Johnson a transformé le Parti conservateur en un parti qui le suit pratiquement à la trace. Une situation similaire s’est produite avec le Parti républicain aux États-Unis. Il a été transformé en un parti qui vénère Donald Trump comme un chef de secte. Les républicains traditionnels comme les anciens gouverneurs John Kasich, William Weld, Arnold Schwarzenegger, Tom Ridge, Christine Todd Whitman et d’autres anciens gouverneurs, sénateurs et députés américains n’ont plus de domicile politique dans ce qui est devenu le “Trump Party”, un parti qui voue aux gémonies la politique d’anciens présidents républicains comme Abraham Lincoln, Theodore Roosevelt, Dwight Eisenhower et George H. W. Bush.

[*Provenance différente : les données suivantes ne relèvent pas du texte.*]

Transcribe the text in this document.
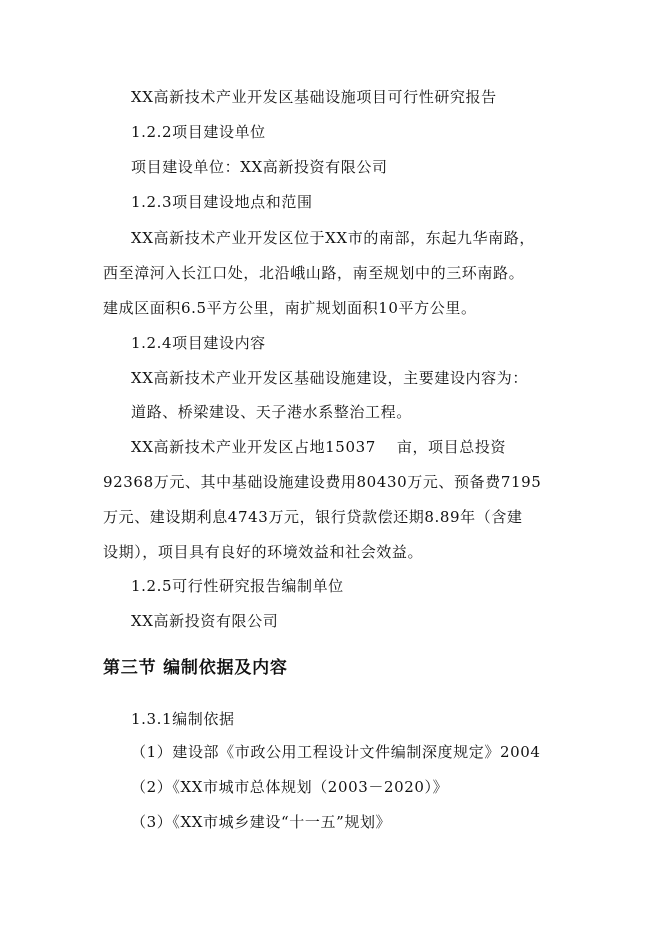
XX高新技术产业开发区基础设施项目可行性研究报告
1.2.2项目建设单位
项目建设单位：XX高新投资有限公司
1.2.3项目建设地点和范围
XX高新技术产业开发区位于XX市的南部，东起九华南路，
西至漳河入长江口处，北沿峨山路，南至规划中的三环南路。
建成区面积6.5平方公里，南扩规划面积10平方公里。
1.2.4项目建设内容
XX高新技术产业开发区基础设施建设，主要建设内容为：
道路、桥梁建设、天子港水系整治工程。
XX高新技术产业开发区占地15037　 亩，项目总投资
92368万元、其中基础设施建设费用80430万元、预备费7195
万元、建设期利息4743万元，银行贷款偿还期8.89年（含建
设期），项目具有良好的环境效益和社会效益。
1.2.5可行性研究报告编制单位
XX高新投资有限公司
第三节 编制依据及内容
1.3.1编制依据
（1）建设部《市政公用工程设计文件编制深度规定》2004
（2）《XX市城市总体规划（2003－2020）》
（3）《XX市城乡建设“十一五”规划》
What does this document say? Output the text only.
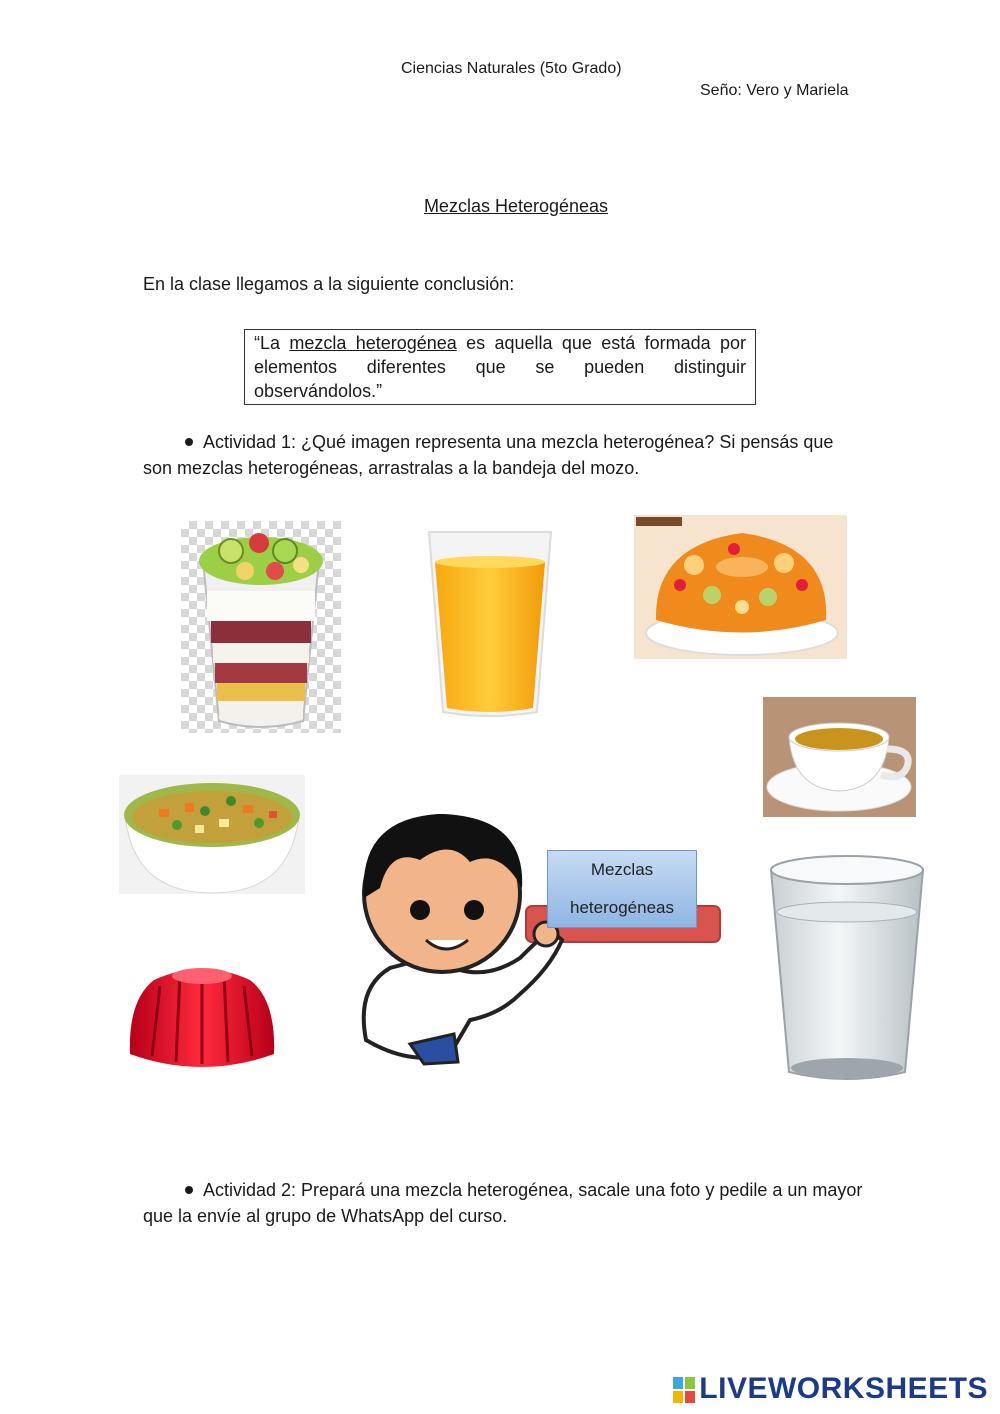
Ciencias Naturales (5to Grado)
Seño: Vero y Mariela
Mezclas Heterogéneas
En la clase llegamos a la siguiente conclusión:
“La mezcla heterogénea es aquella que está formada por elementos diferentes que se pueden distinguir observándolos.”
Actividad 1: ¿Qué imagen representa una mezcla heterogénea? Si pensás que son mezclas heterogéneas, arrastralas a la bandeja del mozo.
Mezclas
heterogéneas
Actividad 2: Prepará una mezcla heterogénea, sacale una foto y pedile a un mayor que la envíe al grupo de WhatsApp del curso.
LIVEWORKSHEETS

L’autre grand parti britannique, le Parti travailliste, était revenu à ses racines socialistes traditionnelles sous la direction de Jeremy Corbyn. Une série de dirigeants du “New Labor“, dont Neil Kinnock, Tony Blair, Gordon Brown et Ed Milliband, avaient transformé le parti travailliste en un parti favorable aux multinationales et au libre-échange, à peine différent du Parti conservateur traditionnel. Après avoir été élu chef du parti travailliste en 2015, Corbyn a dû faire face à une attaque de désinformation médiatique et politique pendant laquelle il a été traité de communiste et d’antisémite. Ce barrage de mensonges a entraîné la pire défaite du Parti travailliste depuis 1935 lors des élections générales du 12 décembre dernier.

S’acharnant à restaurer le Parti travailliste dans son passé pro-corporate/pro-Israël, l’ancien Premier ministre Blair a mis en garde contre la politique de “gauche dure” du “corbynisme”. Blair a ensuite poignardé Corbyn en déclarant que ce dernier “personnifiait une idée, une marque de socialisme quasi-révolutionnaire, mélangeant une politique économique d’extrême gauche avec une profonde hostilité à la politique étrangère occidentale, qui n’a jamais attiré les électeurs travaillistes traditionnels et ne les attirera jamais car elle représente pour eux une combinaison d’idéologie malavisée et d’ineptie terminale qu’ils trouvent insultante. Aucun parti politique sain d’esprit ne présente aux élections un dirigeant ayant un taux d’approbation net de 40%.»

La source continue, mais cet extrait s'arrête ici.